L’USMA a appelé à un plan d’actions ambitieux sur la charge de travail, à mener à court, moyen et long termes, en insistant sur l’importance qu’il ne se réduise pas à la question de l’abandon ou non de la « norme », mais opère un véritable changement de paradigme par des leviers managériaux et organisationnels, mais aussi par des leviers de gestion des effectifs et de maîtrise des textes et écritures des parties. Beaucoup d’espoirs sont placés dans les solutions qui seront mises en place. Des résultats concrets pour retrouver une charge de travail soutenable, au service d’une justice administrative de qualité, sont attendus. C’est aussi l’attractivité du métier qui est en jeu.
Le secrétariat général du Conseil d’État a présenté en janvier 2024 aux organisations syndicales un premier projet de plan d’actions sur la charge de travail, qui a fait l’objet de nouvelles discussions lors de la réunion de dialogue social du 10 juillet 2024. L’USMA a fait un certain nombre d’observations, et nous attendons aujourd’hui le déploiement de ce plan.
Certaines revendications majeures du syndicat ont-elles été récemment satisfaites ?
La prestation de serment, qui constitue une revendication historique de l’USMA, a été instaurée par loi n° 2023-1059 du 20 novembre 2023 d’orientation et de programmation du ministère de la justice 2023-2027. Elle est obligatoire pour les membres du Conseil d’État et les magistrats administratifs nommés à compter du 1er janvier 2024. Les membres de la juridiction administrative nommés antérieurement peuvent, sur leur demande, être appelés à prêter serment.
Par ailleurs, l’élaboration d’un projet de plan d’actions sur la charge de travail, que l’USMA a appelé de ses vœux lors du CSTACAA du 12 septembre 2023, constitue une autre source de satisfaction. Le projet qui nous a été présenté acte la volonté du secrétariat général du Conseil d’État d’opérer un véritable changement de paradigme dans l’appréhension de la charge de travail des magistrats administratifs, qui s’est considérablement alourdie et diversifiée ces dernières années.

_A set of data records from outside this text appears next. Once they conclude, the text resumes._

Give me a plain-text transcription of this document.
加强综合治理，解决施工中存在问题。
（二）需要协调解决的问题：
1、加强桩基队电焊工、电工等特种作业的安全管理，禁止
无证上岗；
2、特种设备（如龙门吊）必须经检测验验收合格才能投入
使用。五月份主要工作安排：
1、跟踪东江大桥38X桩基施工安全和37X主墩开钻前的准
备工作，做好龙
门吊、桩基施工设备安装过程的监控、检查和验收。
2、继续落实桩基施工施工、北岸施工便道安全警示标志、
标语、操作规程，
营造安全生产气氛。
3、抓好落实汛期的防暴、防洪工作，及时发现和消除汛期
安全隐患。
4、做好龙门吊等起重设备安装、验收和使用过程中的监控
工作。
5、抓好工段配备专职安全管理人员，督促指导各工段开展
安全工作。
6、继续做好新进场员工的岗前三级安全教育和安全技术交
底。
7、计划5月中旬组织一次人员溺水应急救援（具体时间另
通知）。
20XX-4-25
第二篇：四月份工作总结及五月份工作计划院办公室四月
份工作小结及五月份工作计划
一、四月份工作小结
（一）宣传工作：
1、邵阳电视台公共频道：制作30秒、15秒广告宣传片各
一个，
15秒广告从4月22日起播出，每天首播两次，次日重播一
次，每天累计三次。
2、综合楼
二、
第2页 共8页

Nous avons formulé un certain nombre d’observations pour que ce plan d’actions produise des effets concrets et bénéfiques sur la qualité de vie et des conditions de travail des magistrats administratifs, et, par ricochet, sur la qualité du service public de la justice administrative. Le déploiement de ce plan d’actions et son appropriation par les chefs de juridiction et les présidents de chambre seront un véritable enjeu pour 2025.
Face à l’augmentation de l’activité contentieuse de la juridiction administrative, les moyens à sa disposition vous paraissent-ils suffisants ? Des travaux ont récemment été menés pour évaluer la charge de travail des magistrats de l’ordre judiciaire. Demandez- vous à ce que de tels travaux soient également menés pour les magistrats administratifs ? Avez-vous déjà procédé à des estimations de votre côté ?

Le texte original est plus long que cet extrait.